OMNI-LEAK: Orchestrator Multi-Agent Network Induced Data Leakage
This work addresses privacy and security risks in multi-agent AI systems, which is an incremental step from single-agent safety research, aiming to prevent real-world breaches and financial losses.
The paper investigates security vulnerabilities in multi-agent systems with an orchestrator setup, demonstrating the OMNI-LEAK attack that leaks sensitive data through indirect prompt injection, even with access controls, and reports susceptibility of frontier models to such attacks.

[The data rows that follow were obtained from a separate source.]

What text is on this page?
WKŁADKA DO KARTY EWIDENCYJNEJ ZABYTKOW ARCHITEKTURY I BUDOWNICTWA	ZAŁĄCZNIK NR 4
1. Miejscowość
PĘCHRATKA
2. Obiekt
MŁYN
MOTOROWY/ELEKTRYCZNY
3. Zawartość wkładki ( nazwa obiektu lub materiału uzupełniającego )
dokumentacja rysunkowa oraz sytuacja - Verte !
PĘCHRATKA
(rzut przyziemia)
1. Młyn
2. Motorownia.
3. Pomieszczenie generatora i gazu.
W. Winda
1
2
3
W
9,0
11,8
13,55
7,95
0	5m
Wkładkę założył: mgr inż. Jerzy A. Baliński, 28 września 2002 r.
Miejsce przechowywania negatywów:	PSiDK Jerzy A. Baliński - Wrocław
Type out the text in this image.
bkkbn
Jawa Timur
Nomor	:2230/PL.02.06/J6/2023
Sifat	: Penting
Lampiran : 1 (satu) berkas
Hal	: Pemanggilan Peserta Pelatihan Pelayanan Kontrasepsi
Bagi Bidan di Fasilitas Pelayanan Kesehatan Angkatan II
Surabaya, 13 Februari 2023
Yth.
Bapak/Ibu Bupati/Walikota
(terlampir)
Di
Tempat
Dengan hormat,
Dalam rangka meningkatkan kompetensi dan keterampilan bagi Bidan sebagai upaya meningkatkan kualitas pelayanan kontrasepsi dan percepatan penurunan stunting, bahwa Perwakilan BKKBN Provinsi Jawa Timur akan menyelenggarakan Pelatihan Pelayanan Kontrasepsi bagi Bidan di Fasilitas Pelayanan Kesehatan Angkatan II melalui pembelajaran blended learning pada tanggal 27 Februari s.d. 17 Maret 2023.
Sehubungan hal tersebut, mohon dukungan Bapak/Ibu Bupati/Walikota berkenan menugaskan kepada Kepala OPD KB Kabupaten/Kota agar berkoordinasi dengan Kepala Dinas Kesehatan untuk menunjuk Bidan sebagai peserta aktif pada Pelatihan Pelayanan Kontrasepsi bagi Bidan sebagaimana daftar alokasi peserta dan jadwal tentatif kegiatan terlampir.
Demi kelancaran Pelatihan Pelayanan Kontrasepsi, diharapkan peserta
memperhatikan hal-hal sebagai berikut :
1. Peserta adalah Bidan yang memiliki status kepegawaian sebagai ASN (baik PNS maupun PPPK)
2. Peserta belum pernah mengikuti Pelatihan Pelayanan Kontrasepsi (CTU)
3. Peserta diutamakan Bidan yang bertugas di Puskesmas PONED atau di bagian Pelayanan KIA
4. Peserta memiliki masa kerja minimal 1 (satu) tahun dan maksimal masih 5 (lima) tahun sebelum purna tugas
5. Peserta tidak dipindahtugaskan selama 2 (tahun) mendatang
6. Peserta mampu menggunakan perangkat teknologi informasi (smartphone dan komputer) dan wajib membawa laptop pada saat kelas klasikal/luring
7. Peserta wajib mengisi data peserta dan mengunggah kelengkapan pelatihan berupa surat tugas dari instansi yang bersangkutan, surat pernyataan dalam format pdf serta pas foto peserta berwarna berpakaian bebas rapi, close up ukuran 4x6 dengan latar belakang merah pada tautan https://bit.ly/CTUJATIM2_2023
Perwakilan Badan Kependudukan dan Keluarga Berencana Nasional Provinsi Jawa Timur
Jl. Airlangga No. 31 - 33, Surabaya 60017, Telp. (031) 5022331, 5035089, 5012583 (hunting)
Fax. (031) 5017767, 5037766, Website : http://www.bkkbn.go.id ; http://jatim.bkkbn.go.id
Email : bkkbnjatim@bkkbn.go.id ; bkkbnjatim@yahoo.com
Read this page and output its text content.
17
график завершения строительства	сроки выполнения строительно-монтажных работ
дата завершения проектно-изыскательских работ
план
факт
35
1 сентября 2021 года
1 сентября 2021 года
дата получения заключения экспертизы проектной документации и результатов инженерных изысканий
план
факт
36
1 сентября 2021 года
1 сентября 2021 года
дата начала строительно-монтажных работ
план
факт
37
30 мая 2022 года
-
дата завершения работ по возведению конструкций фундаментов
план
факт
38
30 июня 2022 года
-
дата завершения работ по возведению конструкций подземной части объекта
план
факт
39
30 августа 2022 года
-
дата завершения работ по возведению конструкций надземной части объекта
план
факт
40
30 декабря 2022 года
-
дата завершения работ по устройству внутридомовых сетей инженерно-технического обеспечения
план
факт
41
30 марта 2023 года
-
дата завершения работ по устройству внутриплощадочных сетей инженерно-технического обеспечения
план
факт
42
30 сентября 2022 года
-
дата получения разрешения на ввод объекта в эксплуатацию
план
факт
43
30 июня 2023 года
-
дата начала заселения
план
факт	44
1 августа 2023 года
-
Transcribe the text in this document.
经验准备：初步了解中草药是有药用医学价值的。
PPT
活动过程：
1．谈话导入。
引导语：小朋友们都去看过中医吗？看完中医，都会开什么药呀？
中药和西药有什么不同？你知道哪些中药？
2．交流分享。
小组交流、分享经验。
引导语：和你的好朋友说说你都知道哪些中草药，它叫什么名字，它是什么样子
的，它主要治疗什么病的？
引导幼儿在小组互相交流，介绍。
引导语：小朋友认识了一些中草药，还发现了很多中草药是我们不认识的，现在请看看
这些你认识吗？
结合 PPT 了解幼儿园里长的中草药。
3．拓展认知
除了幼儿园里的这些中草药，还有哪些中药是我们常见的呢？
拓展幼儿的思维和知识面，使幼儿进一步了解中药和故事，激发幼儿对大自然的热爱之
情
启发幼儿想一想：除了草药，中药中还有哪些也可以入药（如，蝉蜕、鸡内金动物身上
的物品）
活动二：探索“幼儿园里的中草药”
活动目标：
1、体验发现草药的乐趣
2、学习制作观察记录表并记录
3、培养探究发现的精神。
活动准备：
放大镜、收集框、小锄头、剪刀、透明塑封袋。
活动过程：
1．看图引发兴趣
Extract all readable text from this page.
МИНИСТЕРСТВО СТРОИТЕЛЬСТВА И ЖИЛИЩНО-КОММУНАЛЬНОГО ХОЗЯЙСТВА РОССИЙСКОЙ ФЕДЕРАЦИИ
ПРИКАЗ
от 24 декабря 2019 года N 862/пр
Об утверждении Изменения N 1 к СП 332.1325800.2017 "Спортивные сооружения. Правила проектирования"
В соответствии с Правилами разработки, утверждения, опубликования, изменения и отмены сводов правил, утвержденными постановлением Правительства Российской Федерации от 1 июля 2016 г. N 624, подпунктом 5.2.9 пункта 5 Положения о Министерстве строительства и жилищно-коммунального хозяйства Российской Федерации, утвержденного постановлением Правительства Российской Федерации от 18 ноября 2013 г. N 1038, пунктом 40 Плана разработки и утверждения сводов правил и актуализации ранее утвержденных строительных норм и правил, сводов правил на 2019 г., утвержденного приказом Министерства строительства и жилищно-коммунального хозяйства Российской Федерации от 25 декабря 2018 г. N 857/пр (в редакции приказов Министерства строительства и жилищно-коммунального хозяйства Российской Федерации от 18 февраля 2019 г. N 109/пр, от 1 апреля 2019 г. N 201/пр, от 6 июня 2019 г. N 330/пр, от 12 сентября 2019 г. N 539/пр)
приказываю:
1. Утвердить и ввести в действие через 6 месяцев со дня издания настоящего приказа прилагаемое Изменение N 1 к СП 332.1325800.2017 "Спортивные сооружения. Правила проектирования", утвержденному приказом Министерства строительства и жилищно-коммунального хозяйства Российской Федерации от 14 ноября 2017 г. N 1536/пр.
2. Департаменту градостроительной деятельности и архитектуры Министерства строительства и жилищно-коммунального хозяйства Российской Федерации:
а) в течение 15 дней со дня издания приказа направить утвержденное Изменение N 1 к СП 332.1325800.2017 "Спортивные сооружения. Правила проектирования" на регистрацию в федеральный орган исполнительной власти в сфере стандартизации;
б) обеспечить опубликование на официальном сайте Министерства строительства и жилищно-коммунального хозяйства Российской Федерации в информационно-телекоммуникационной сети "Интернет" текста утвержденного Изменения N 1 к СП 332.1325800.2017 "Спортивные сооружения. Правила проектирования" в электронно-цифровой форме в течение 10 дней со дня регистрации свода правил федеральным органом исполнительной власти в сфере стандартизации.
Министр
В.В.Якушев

As Large Language Model (LLM) agents become more capable, their coordinated use in the form of multi-agent systems is anticipated to emerge as a practical paradigm. Prior work has examined the safety and misuse risks associated with agents. However, much of this has focused on the single-agent case and/or setups missing basic engineering safeguards such as access control, revealing a scarcity of threat modeling in multi-agent systems. We investigate the security vulnerabilities of a popular multi-agent pattern known as the orchestrator setup, in which a central agent decomposes and delegates tasks to specialized agents. Through red-teaming a concrete setup representative of a likely future use case, we demonstrate a novel attack vector, OMNI-LEAK, that compromises several agents to leak sensitive data through a single indirect prompt injection, even in the presence of data access control. We report the susceptibility of frontier models to different categories of attacks, finding that both reasoning and non-reasoning models are vulnerable, even when the attacker lacks insider knowledge of the implementation details. Our work highlights the importance of safety research to generalize from single-agent to multi-agent settings, in order to reduce the serious risks of real-world privacy breaches and financial losses and overall public trust in AI agents.